En la aventura, las garantías de normalidad quedan suspendidas dice Fernando Savater. Son aventuras electorales osadas las que más llaman la atención -y que más cobertura mediática consiguen-. Los espasmos suelen ser más provechosos que las estrategias sólidas de antaño. Cuestan menos y se ven más. La planificación comunicacional que antes tenía centralidad televisiva y gráfica es prehistoria. Antes había predecibilidad: quien invertía mucho en medios ganaba mucho en efectos. Ahora no, aun cuando -paradójicamente- hay cada vez más presupuesto en contenidos pagos en redes sociales sin que se haya dejado de invertir en medios convencionales. No olvidar: las redes no tienen tiempo, no tienen regulación. Sólo tienen precio. Quizás sea ese el modo electoral más visible. Pero igualmente no tienen patrones replicables. No hay moldes. Quizás sólo uno: la autenticidad, que está cerca de ser un commodity hoy.
Quedaron atrás las críticas a las campañas negativas. Las campañas son puro acto adversarial como respuesta al hartazgo. Dejaron de ser el acto ritual y legitimador de la democracia. Sí garantizan alternancias, pero los sistemas políticos crujen tras ellas. Son separadores sociales. Generadoras de divisiones que generan más rechazo que atención. A lo sumo legitiman democráticamente a ganadores -por un rato-.

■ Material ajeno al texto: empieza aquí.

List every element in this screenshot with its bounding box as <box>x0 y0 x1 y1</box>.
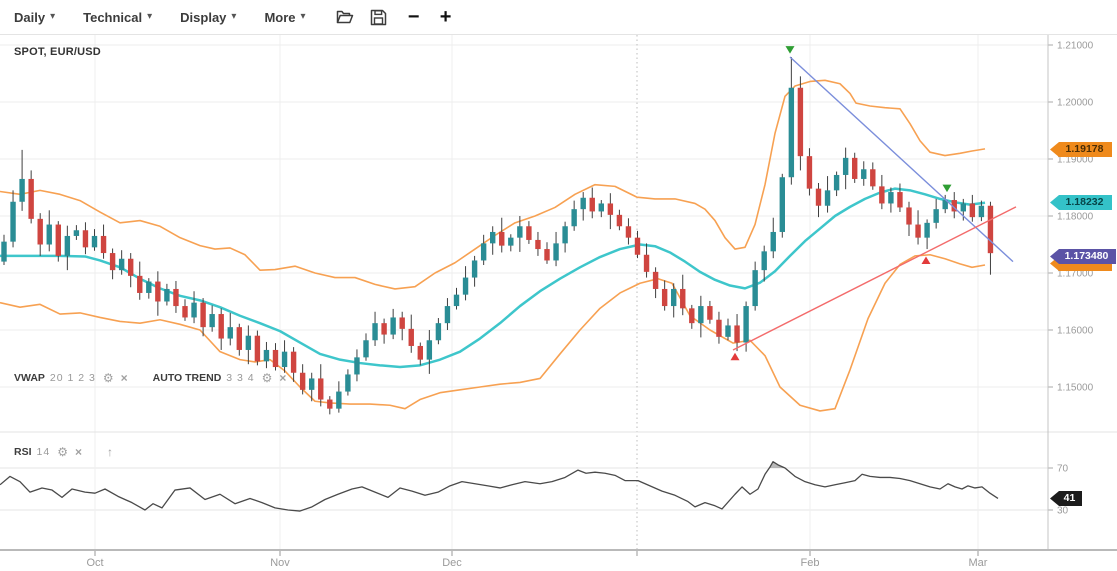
svg-text:70: 70 <box>1057 464 1069 475</box>
trend-markers <box>731 46 952 360</box>
menu-more[interactable]: More ▾ <box>264 10 305 25</box>
svg-text:1.20000: 1.20000 <box>1057 98 1094 109</box>
rsi-plot <box>0 462 998 511</box>
svg-text:Dec: Dec <box>442 557 462 569</box>
svg-text:30: 30 <box>1057 506 1069 517</box>
svg-text:1.16000: 1.16000 <box>1057 326 1094 337</box>
candles <box>1 57 993 414</box>
svg-text:Feb: Feb <box>801 557 820 569</box>
chevron-down-icon: ▾ <box>50 12 55 22</box>
chevron-down-icon: ▾ <box>231 12 236 22</box>
menu-more-label: More <box>264 10 295 25</box>
rsi-legend-name: RSI <box>14 446 32 458</box>
last-price-badge: 1.173480 <box>1050 249 1116 264</box>
chevron-down-icon: ▾ <box>301 12 306 22</box>
rsi-legend: RSI 14 ⚙ × ↑ <box>14 446 120 458</box>
upper-band-price-badge: 1.19178 <box>1050 142 1112 157</box>
svg-text:1.21000: 1.21000 <box>1057 41 1094 52</box>
menu-daily[interactable]: Daily ▾ <box>14 10 55 25</box>
chevron-down-icon: ▾ <box>147 12 152 22</box>
autotrend-legend-name: AUTO TREND <box>153 372 222 384</box>
vwap-legend-name: VWAP <box>14 372 45 384</box>
save-button[interactable] <box>368 6 390 28</box>
menu-technical-label: Technical <box>83 10 142 25</box>
open-folder-button[interactable] <box>334 6 356 28</box>
autotrend-legend-params: 3 3 4 <box>226 372 254 384</box>
menu-technical[interactable]: Technical ▾ <box>83 10 152 25</box>
zoom-in-button[interactable]: + <box>434 6 458 28</box>
symbol-label: SPOT, EUR/USD <box>14 46 101 58</box>
close-icon[interactable]: × <box>279 372 286 384</box>
save-icon <box>370 9 387 26</box>
vwap-line <box>0 189 985 367</box>
move-panel-up-icon[interactable]: ↑ <box>107 446 113 458</box>
svg-text:Oct: Oct <box>86 557 103 569</box>
pivot-high-marker <box>786 46 795 54</box>
close-icon[interactable]: × <box>75 446 82 458</box>
pivot-low-marker <box>731 353 740 361</box>
open-folder-icon <box>336 9 354 25</box>
menu-display-label: Display <box>180 10 226 25</box>
rsi-gridlines: 70 30 <box>0 464 1069 517</box>
rsi-legend-params: 14 <box>37 446 51 458</box>
bollinger-lower-line <box>0 255 985 411</box>
svg-text:1.15000: 1.15000 <box>1057 383 1094 394</box>
svg-text:Nov: Nov <box>270 557 290 569</box>
app-toolbar: Daily ▾ Technical ▾ Display ▾ More ▾ − + <box>0 0 1117 35</box>
menu-display[interactable]: Display ▾ <box>180 10 236 25</box>
vwap-price-badge: 1.18232 <box>1050 195 1112 210</box>
pivot-high-marker <box>943 185 952 193</box>
gear-icon[interactable]: ⚙ <box>57 446 68 458</box>
svg-text:Mar: Mar <box>969 557 988 569</box>
pivot-low-marker <box>922 256 931 264</box>
price-gridlines: 1.210001.200001.190001.180001.170001.160… <box>0 41 1094 394</box>
rsi-line <box>0 462 998 511</box>
zoom-out-button[interactable]: − <box>402 6 426 28</box>
overlay-legends: VWAP 20 1 2 3 ⚙ × AUTO TREND 3 3 4 ⚙ × <box>14 372 293 384</box>
close-icon[interactable]: × <box>121 372 128 384</box>
svg-text:1.18000: 1.18000 <box>1057 212 1094 223</box>
gear-icon[interactable]: ⚙ <box>262 372 273 384</box>
menu-daily-label: Daily <box>14 10 45 25</box>
main-chart[interactable]: 1.210001.200001.190001.180001.170001.160… <box>0 0 1117 571</box>
vwap-legend-params: 20 1 2 3 <box>50 372 96 384</box>
gear-icon[interactable]: ⚙ <box>103 372 114 384</box>
uptrend-line <box>733 207 1016 350</box>
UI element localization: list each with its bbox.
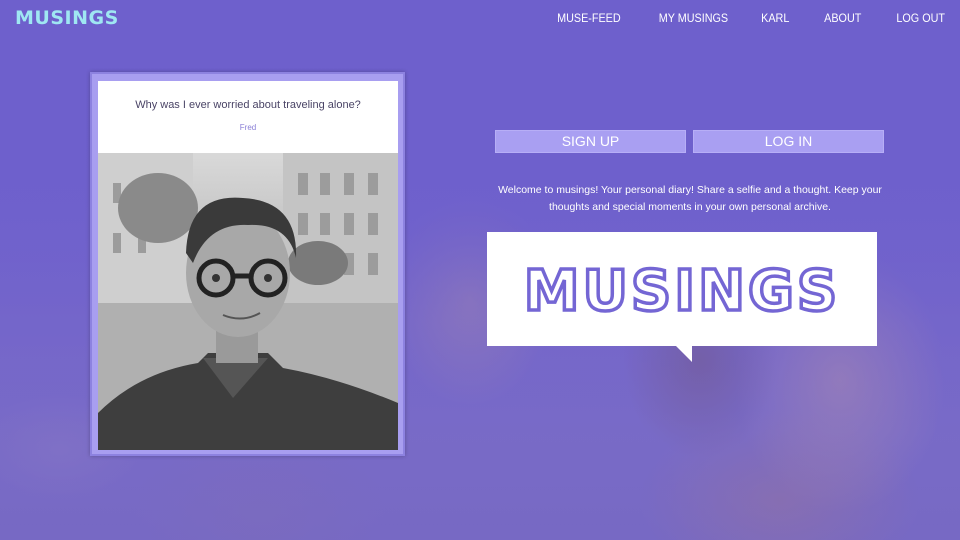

Incluso es impredecible el castigo o premio electoral asociado al cumplimiento de promesas. Bernard Manin sostiene que, al momento de presentarse a un cargo, los políticos reconocen que de uno u otro modo se enfrentarán a situaciones imprevistas, así que generalmente no tienen una propensión a atarse las manos comprometiéndose con programas electorales detallados. Cuando entran en juego la contingencia, lo aleatorio impone sus leyes sobre los acontecimientos. Sin embargo hay un tridente muy potente para pronosticar movimientos electorales, aún con contratos electorales pasados no cumplidos: la ideología, lo tribal y los prejuicios. Las campañas electorales clásicas murieron. Esto es otra cosa. Y sus efectos también.